5.9 KiB
duriin_api
Node.js Fastify server that ingests news articles from RSS, SEC EDGAR 8-K filings, Alpha Vantage News Sentiment, Finnhub company news, and GDELT into a local SQLite archive.
Setup
- Install dependencies:
npm install - Edit
config.jsonwith your API keys, tickers, and schedules. - Start the server:
npm start
The server listens on the host and port defined in config.json.
How the data pipeline works
On startup the server:
- Opens the SQLite database and runs any pending migrations.
- Registers routes.
- Starts the HTTP server.
- Launches continuous background loops for each source, content backfill, and embedding backfill.

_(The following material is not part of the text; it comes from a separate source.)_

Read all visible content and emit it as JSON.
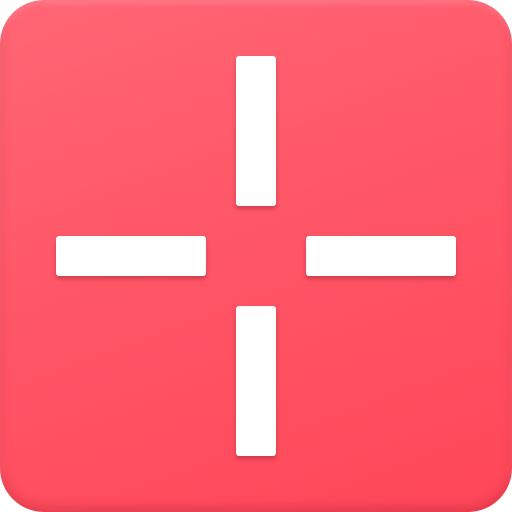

When a new article is inserted:
- the record is written immediately with
title,description,url,source, and timestamps contentstarts asnull- content backfill workers pick it up asynchronously — plain HTTP first, Playwright fallback for JS-heavy sites
- vector embeddings are generated after title, description, and content are all available
- only articles with content + embedding are exposed via the API
Content backfill prioritises recent articles (pub_date_effective DESC) so newest content surfaces first regardless of ingestion order.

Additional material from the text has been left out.